He also opined that when he first saw Hamilton in the minors, his (natural) right-handed swing looked better than his left.
Hamilton has actually put up better numbers from the left side, but the sample sizes aren’t really comparable.
I thought Billy's thoughts on that matter were sort of strange:
"I know if I just did one and really worked at that one side, I'd be a way better hitter than I am," Hamilton said. "But it's just something that I really haven't talked to them about. I feel like if it keeps going the way it's going, I'm going to have to be a man and tell them that I really want to focus on just one."
If everyone, including Hamilton, sort of thinks he shouldn’t keep switch-hitting, shouldn’t he stop switch-hitting?
He’s hitting .193, so he almost literally couldn’t be worse.
Is this really that hard?
I guess it’s just another example of how this team has badly mismanaged Hamilton nearly from the start.
After he became a star in the minors, they rushed him up even though he needed more time to hone his stroke and his batter’s eye.

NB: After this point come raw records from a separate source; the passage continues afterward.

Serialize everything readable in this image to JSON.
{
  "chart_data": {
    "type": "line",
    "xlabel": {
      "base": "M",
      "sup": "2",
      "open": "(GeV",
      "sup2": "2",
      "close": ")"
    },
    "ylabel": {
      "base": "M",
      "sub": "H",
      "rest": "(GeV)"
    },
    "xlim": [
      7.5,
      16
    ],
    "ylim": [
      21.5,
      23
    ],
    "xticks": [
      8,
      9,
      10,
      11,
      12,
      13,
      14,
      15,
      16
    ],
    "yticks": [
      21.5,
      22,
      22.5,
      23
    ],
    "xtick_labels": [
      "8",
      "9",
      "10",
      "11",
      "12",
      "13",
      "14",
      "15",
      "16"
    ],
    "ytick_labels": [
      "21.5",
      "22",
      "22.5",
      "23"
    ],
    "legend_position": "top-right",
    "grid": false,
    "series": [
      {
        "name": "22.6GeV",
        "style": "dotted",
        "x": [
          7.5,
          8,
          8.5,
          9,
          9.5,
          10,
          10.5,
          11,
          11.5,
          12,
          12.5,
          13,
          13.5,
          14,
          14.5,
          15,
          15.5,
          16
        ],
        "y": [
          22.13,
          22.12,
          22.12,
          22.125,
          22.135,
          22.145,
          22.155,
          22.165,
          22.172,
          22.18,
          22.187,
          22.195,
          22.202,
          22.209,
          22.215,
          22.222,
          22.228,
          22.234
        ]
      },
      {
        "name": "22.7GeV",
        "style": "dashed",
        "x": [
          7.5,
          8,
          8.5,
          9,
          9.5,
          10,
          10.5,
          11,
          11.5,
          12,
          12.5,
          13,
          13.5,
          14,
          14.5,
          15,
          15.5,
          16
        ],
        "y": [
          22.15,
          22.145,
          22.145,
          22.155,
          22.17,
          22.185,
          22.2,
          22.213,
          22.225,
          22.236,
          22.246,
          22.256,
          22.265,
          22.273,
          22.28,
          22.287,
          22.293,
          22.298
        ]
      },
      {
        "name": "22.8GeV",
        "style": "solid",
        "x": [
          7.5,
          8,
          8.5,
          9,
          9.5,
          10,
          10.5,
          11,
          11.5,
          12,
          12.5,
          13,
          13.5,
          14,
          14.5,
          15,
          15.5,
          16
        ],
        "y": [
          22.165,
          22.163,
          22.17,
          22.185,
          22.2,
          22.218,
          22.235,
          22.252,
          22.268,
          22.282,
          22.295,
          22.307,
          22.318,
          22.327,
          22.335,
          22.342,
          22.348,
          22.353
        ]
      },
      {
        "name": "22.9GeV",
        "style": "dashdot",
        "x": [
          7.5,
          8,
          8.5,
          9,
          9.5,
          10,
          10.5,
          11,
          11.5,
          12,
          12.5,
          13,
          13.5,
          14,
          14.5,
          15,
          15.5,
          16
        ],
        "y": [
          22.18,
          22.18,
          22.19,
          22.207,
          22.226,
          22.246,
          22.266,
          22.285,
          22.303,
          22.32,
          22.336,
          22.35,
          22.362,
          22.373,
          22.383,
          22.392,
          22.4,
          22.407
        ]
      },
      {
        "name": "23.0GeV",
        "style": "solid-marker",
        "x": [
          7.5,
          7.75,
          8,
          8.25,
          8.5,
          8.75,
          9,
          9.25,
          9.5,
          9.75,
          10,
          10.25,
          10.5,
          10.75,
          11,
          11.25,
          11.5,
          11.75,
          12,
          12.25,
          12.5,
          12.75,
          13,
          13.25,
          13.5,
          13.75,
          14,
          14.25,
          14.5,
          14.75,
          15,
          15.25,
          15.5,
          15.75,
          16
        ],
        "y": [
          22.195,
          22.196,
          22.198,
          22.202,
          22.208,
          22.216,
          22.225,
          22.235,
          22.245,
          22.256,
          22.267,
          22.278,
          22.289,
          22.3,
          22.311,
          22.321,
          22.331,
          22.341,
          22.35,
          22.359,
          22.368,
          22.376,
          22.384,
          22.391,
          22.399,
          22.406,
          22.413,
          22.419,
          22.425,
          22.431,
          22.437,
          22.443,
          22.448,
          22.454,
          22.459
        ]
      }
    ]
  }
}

There’s no doubt that had a negative effect on his development, but because of various other failures at the big-league and minor-league levels, the Reds had an overwhelming need at the position he plays.
So they retarded his development by having him learn to switch-hit, then they called him up before he had mastered that challenge.
It seemed like a big risk then, and, guess what? It hasn’t worked.
To make matters worse since then, they have failed to put enough good players around him to prevent him from having to be the catalyst he hasn’t proven he can consistently be.
Good job, guys.
Fair or not, Hamilton may end up being the face of this era of Reds baseball.
You’ll probably say that should be Joey Votto, but it’s hard for him to represent the team when he is so good and it is so bad. Besides, he’s more one of the pillars of the previous era when they were, you know. winners.
Hamilton represents this so-far-failed rebuild well because their failures seem to be fairly co-dependent.
If he were better, the team would be a lot better.
If the team around him were better, it would be easier to admire his strengths and live with his weaknesses. There would be less pressure on him in that case, too, and I bet that would lead to even more production.
If Hamilton ever figures it out, will it be too late?
Or will it be in a new uniform?
Hamilton’s heroics were enough Sunday because Anthony DeSclafani had a better second start than his first after coming off the disabled list.
The righty allowed 10 hits in five innings, but he battled through it to keep his team in position to win.
Then the bullpen turned in its customary strong support, recording four scoreless innings even without Raisel Iglesias…
The NBA Finals mercifully came to an end Friday night with the Golden State Warriors’ beating the Cleveland Cavaliers 105-85.
This was the equivalent of the 5 p.m.-Friday news dump, saving the world from as many terrible hot takes as there would have been if the series ended on just about any other night of the week.
(I’m sure there were plenty of terrible hot takes, but ignoring them is easier on the weekend, too.)
The bottom line with this series is the Warriors were just too good for the Cavaliers to beat.
Cleveland wasn’t the tire fire it was made out to be, but it did not have the horses to keep up with a great team like the Warriors, which won all four games despite only bringing out the Super Mario Bros. invincibility star a couple of times.
I don’t think that excuses the Cavs for quitting on LeBron James at the end, but again this is where the timing of Game 4 probably helped them skate because most commentators would rather speculate on what’s next for James than examine why his teammates don’t seem to elevate their play around him as much as we’re lead to believe.
As for LeBron’s future, here’s something to keep in mind about what promises to be a ridiculous summer of speculation regarding what LeBron does next:
Almost everyone who has anything to say about his future literally cannot imagine why anyone would want to live in Ohio, so their default position is he would rather be anywhere else.
(That means they will give too much credibility to whatever rumors they hear about him going somewhere else even if they don’t really make sense.)
I tend to think the opposite is true. Even when he went to Miami, I don’t think that was his first choice. It was the one he made because it was the easiest way to cheat the team-building process and warp forward to potential NBA champion — but only after he couldn’t get anyone else to join him in Cleveland.
LeBron has his foibles, but he loves Ohio, and he has been great for the community.
I am certainly not going to guarantee he returns to the Cavaliers next season, but I would give Cleveland the best odds of retaining him because I don’t think a clearly better basketball situation is going to arise anywhere else…
Regardless of where the world’s best player is suiting up next season, basketball will go on.
Dayton will be a part of the story (thanks to the First Four), but can the Flyers join the city in the March headlines after a down year?
Obadiah Toppin might end up being a key factor.
He has an intriguing mix of size and athleticism. If he can make shots, he could be a big matchup problem in the Atlantic 10, a great complement to the talented young guards on the perimeter and Josh Cunningham in the post.
The Flyers women’s team also could get a big boost from a player who sat out last season.
A four-star recruit when she signed with Syracuse three years ago, Julia Chandler brings an intriguing mix of size and skill along with experience playing for the Orange and the Canadian National Team.